ERIC Number: ED326355
Record Type: RIE
Publication Date: 1990-Oct-19
Reference Count: N/A
A Study of Characteristics Profiling At-Risk Students and Influences Impacting Their Rural Environment.
Reddick, Thomas L.; Peach, Larry E.
The purpose of this study was to identify characteristics of at-risk students and review certain circumstances that affect their decisions to leave or stay in school. Mail survey responses were collected from 272 students (out of a total of 300) in 15 rural Tennessee high schools. The subjects were identified by their guidance counselors as being at risk of dropping out. At-risk students frequently have been shown to be older males, often from low socioeconomic backgrounds, who possess low basic academic skills.
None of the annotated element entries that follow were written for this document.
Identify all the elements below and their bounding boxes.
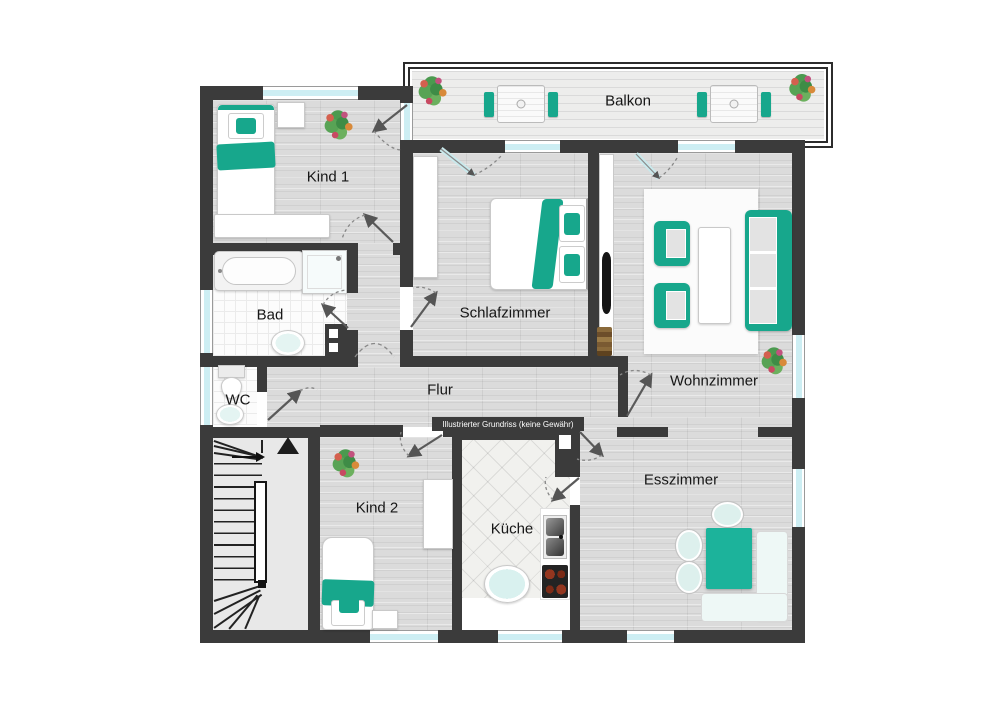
balcony-table-set — [484, 85, 558, 123]
wall-segment — [400, 356, 628, 367]
wall-segment — [452, 437, 462, 630]
armchair — [654, 283, 690, 328]
table-knob-icon — [517, 100, 526, 109]
room-label-kind1: Kind 1 — [307, 169, 350, 186]
balcony-chair-icon — [697, 92, 707, 117]
dining-bench — [701, 593, 788, 622]
wall-segment — [400, 140, 805, 153]
shower — [302, 250, 347, 294]
window — [498, 630, 562, 643]
entrance-arrow-icon — [277, 437, 299, 454]
wall-segment — [320, 425, 403, 437]
balcony-chair-icon — [548, 92, 558, 117]
stove-icon — [542, 565, 568, 598]
room-label-kind2: Kind 2 — [356, 500, 399, 517]
sink-basin — [546, 538, 564, 556]
wall-segment — [618, 367, 628, 417]
plant-icon — [414, 73, 450, 109]
balcony-chair-icon — [761, 92, 771, 117]
bed-pillow — [559, 246, 585, 283]
balcony-door — [400, 103, 413, 140]
pillow-cushion — [564, 254, 580, 276]
floor-plan: Balkon Kind 1 Schlafzimmer Wohnzimmer Ba… — [0, 0, 1000, 706]
window — [627, 630, 674, 643]
bed-pillow — [331, 600, 365, 626]
plant-icon — [320, 107, 356, 143]
sink-basin — [546, 518, 564, 536]
nightstand — [277, 102, 305, 128]
kitchen-round-table — [484, 565, 530, 603]
watermark-text: Illustrierter Grundriss (keine Gewähr) — [442, 420, 573, 429]
balcony-chair-icon — [484, 92, 494, 117]
wall-segment — [308, 438, 320, 630]
balcony-door — [678, 140, 735, 153]
shaft-block — [325, 324, 347, 358]
room-label-wohnzimmer: Wohnzimmer — [670, 373, 758, 390]
bathtub-tap-icon — [218, 269, 222, 273]
plant-icon — [786, 72, 818, 104]
wall-segment — [200, 425, 213, 643]
pillow-cushion — [564, 213, 580, 235]
bed-pillow — [559, 205, 585, 242]
armchair-cushion — [666, 291, 686, 320]
sofa — [745, 210, 792, 331]
stair-handrail — [254, 481, 267, 583]
window — [200, 367, 213, 425]
shaft-opening-icon — [329, 343, 338, 352]
bed-double — [490, 198, 588, 290]
bed-blanket — [216, 142, 275, 171]
dining-chair — [712, 502, 743, 527]
room-label-schlafzimmer: Schlafzimmer — [460, 305, 551, 322]
wall-segment — [257, 356, 267, 392]
stairs-direction-arrowhead-icon — [256, 452, 265, 462]
room-label-wc: WC — [226, 392, 251, 409]
table-knob-icon — [730, 100, 739, 109]
sink-tap-icon — [559, 535, 563, 539]
wardrobe-kind2 — [423, 479, 453, 549]
wall-segment — [792, 153, 805, 335]
plant-icon — [329, 447, 362, 480]
wall-segment — [347, 243, 358, 293]
room-label-bad: Bad — [257, 307, 284, 324]
balcony-table — [497, 85, 545, 123]
balcony-door — [505, 140, 560, 153]
wall-segment — [570, 505, 580, 630]
window — [263, 86, 358, 100]
nightstand — [372, 610, 398, 629]
coffee-table — [698, 227, 731, 324]
shaft-opening-icon — [329, 329, 338, 338]
wall-segment — [792, 398, 805, 469]
room-label-esszimmer: Esszimmer — [644, 472, 718, 489]
washbasin — [271, 330, 305, 356]
wall-segment — [200, 427, 320, 438]
plant-icon — [759, 346, 789, 376]
sofa-cushions — [749, 217, 777, 324]
wall-segment — [200, 86, 213, 290]
watermark: Illustrierter Grundriss (keine Gewähr) — [432, 417, 584, 431]
shaft-opening-icon — [559, 435, 571, 449]
bed-single-kind2 — [322, 537, 374, 630]
kitchen-counter-bottom — [462, 598, 570, 630]
armchair — [654, 221, 690, 266]
wall-segment — [792, 527, 805, 643]
window — [792, 335, 805, 398]
balcony-table — [710, 85, 758, 123]
bed-headboard — [218, 105, 274, 110]
bathtub-basin — [222, 257, 296, 285]
bed-single-kind1 — [217, 104, 275, 224]
wall-segment — [617, 427, 668, 437]
tv-icon — [602, 252, 611, 314]
pillow-cushion — [236, 118, 256, 134]
books-stack-icon — [597, 327, 612, 356]
pillow-cushion — [339, 597, 359, 613]
dining-table — [706, 528, 752, 589]
wardrobe-schlafzimmer — [413, 156, 438, 278]
wall-segment — [588, 153, 599, 356]
window — [792, 469, 805, 527]
window — [200, 290, 213, 353]
bathtub — [214, 251, 304, 291]
kitchen-sink-unit — [543, 515, 567, 559]
dining-chair — [676, 562, 702, 593]
armchair-cushion — [666, 229, 686, 258]
room-label-flur: Flur — [427, 382, 453, 399]
wall-segment — [400, 153, 413, 287]
dining-chair — [676, 530, 702, 561]
bed-pillow — [228, 113, 264, 139]
room-label-balkon: Balkon — [605, 93, 651, 110]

The mother's educational background and her aspirations for her children's educational attainment strongly influence their decisions regarding school. A majority of at-risk students live with their mothers in a single-parent home. More than 70% said their birth parents were divorced. Some 47% stated they had jobs. More than half preferred a job to staying in school. Eighty-six percent revealed that they consume alcohol on an average of four times a week and 73% used other drugs regularly. Almost half of the students had experienced some problems in school, and more than 33% had appeared in juvenile court before age 15. More than half had experienced physical abuse. Most did not involve themselves in extra-school activities and 61% said they did not believe that a high school education was important. Effective dropout prevention programs use a combination of mentorships, counseling, remediation, social services, and other incentives to keep students in school. Early identification and personalized intervention programs are essential to disrupting the cycle that leaves many students dysfunctional in today's complex society. (TES)
Publication Type: Speeches/Meeting Papers; Reports - Research
Education Level: N/A
Authoring Institution: N/A
Note: Paper presented at the Annual Conference of the National Social Science Association (Houston, TX, October 19, 1990).